3 Comments

  • The judge was a little testy and too quick to use his extra-constitutional authority to punish a man with prison time without a writ or trial. It would have been quite sufficient for the judge to give the prospective juror a rebuke and a second chance to correctly understand his civic responsibilities in the matter of the questionaire. It is the strong judge who can resist the urge to have the balif throw the juror in the pokey.

  • The guy was either guilty of murder or guilty of perjury. Either way, one night in jail is not much.

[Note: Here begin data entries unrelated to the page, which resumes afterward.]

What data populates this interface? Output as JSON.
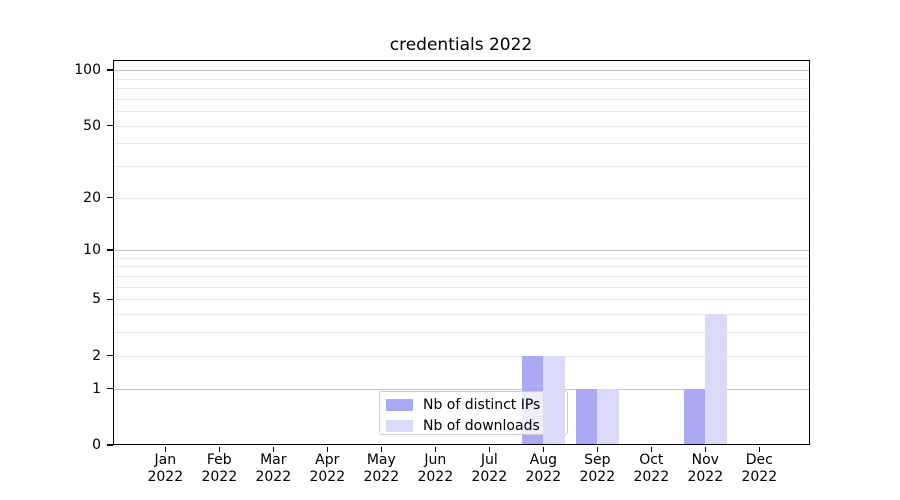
{
  "chart_data": {
    "type": "bar",
    "title": "credentials 2022",
    "categories": [
      "Jan",
      "Feb",
      "Mar",
      "Apr",
      "May",
      "Jun",
      "Jul",
      "Aug",
      "Sep",
      "Oct",
      "Nov",
      "Dec"
    ],
    "category_year": "2022",
    "series": [
      {
        "name": "Nb of distinct IPs",
        "color": "#a9a9f4",
        "values": [
          0,
          0,
          0,
          0,
          0,
          0,
          0,
          2,
          1,
          0,
          1,
          0
        ]
      },
      {
        "name": "Nb of downloads",
        "color": "#dbdbf9",
        "values": [
          0,
          0,
          0,
          0,
          0,
          0,
          0,
          2,
          1,
          0,
          4,
          0
        ]
      }
    ],
    "xlabel": "",
    "ylabel": "",
    "yscale": "log10(value+1)",
    "ylim": [
      0,
      113
    ],
    "yticks": [
      0,
      1,
      2,
      5,
      10,
      20,
      50,
      100
    ],
    "major_gridlines": [
      1,
      10,
      100
    ],
    "minor_gridlines": [
      2,
      3,
      4,
      5,
      6,
      7,
      8,
      9,
      20,
      30,
      40,
      50,
      60,
      70,
      80,
      90
    ],
    "grid": "horizontal",
    "legend_position": "inside lower-center"
  },
  "colors": {
    "background": "#ffffff",
    "axis": "#000000",
    "major_grid": "#c3c3c3",
    "minor_grid": "#eaeaea",
    "legend_border": "#cbcbcb"
  }
}
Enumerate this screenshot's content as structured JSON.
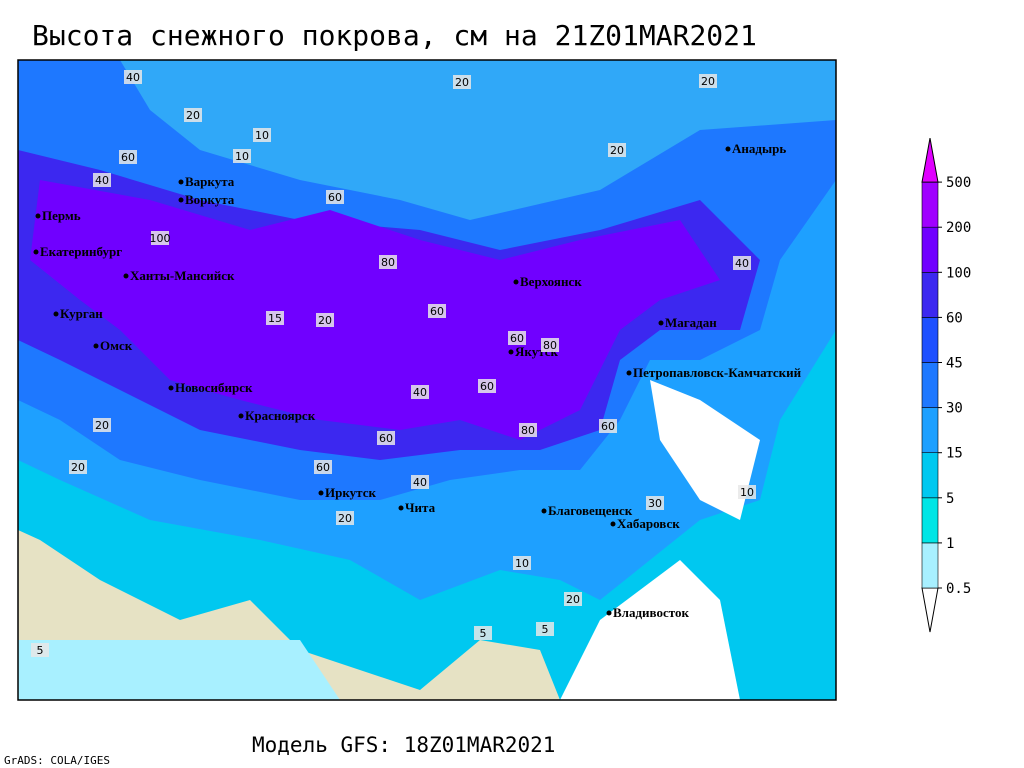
{
  "header": {
    "title": "Высота снежного покрова, см на 21Z01MAR2021"
  },
  "footer": {
    "model": "Модель GFS: 18Z01MAR2021",
    "credit": "GrADS: COLA/IGES"
  },
  "cities": [
    "Варкута",
    "Воркута",
    "Пермь",
    "Екатеринбург",
    "Ханты-Мансийск",
    "Курган",
    "Омск",
    "Новосибирск",
    "Красноярск",
    "Иркутск",
    "Чита",
    "Верхоянск",
    "Якутск",
    "Магадан",
    "Анадырь",
    "Петропавловск-Камчатский",
    "Благовещенск",
    "Хабаровск",
    "Владивосток"
  ],
  "contour_labels": [
    20,
    40,
    20,
    10,
    10,
    20,
    60,
    40,
    60,
    80,
    60,
    80,
    60,
    60,
    40,
    20,
    20,
    80,
    60,
    60,
    40,
    20,
    10,
    5,
    30,
    20,
    5,
    10,
    20,
    5,
    60,
    40,
    20,
    15,
    100
  ],
  "colorbar": {
    "levels": [
      0.5,
      1,
      5,
      15,
      30,
      45,
      60,
      100,
      200,
      500
    ],
    "colors": [
      "#ffffff",
      "#a8f0ff",
      "#00e6e6",
      "#00c8f0",
      "#1ea0ff",
      "#1e78ff",
      "#1e50ff",
      "#3c28f0",
      "#7000ff",
      "#a000ff",
      "#e000ff"
    ]
  }
}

  • But that’s my point. He has not been found guilty of anything. He can only be guilty of perjury if he is charged, tried and found by a jury to have understood his acts as perjury. I suspect many juries would view this man’s prosecution as a frivolous waste of their time and recognize that he did not so much perjure himself as to show an adolescent sence of humor at an inappropriate time. Likewise he is not guilty of murder as he has not been tried and convicted. Further, since no victim identity is posited, it is impossible to determine yet even which court properly has jurisdiction for the determination of guilt.
    The point is judges have enormous discressionary power to ‘convict’ a person on personal whim and sentence them to at least short blocks of jail time with no due process or judicial review available. Therefore judges must show extraordinary restraint in jailing people just because the judge is mildly irritated by a sophomoric prank.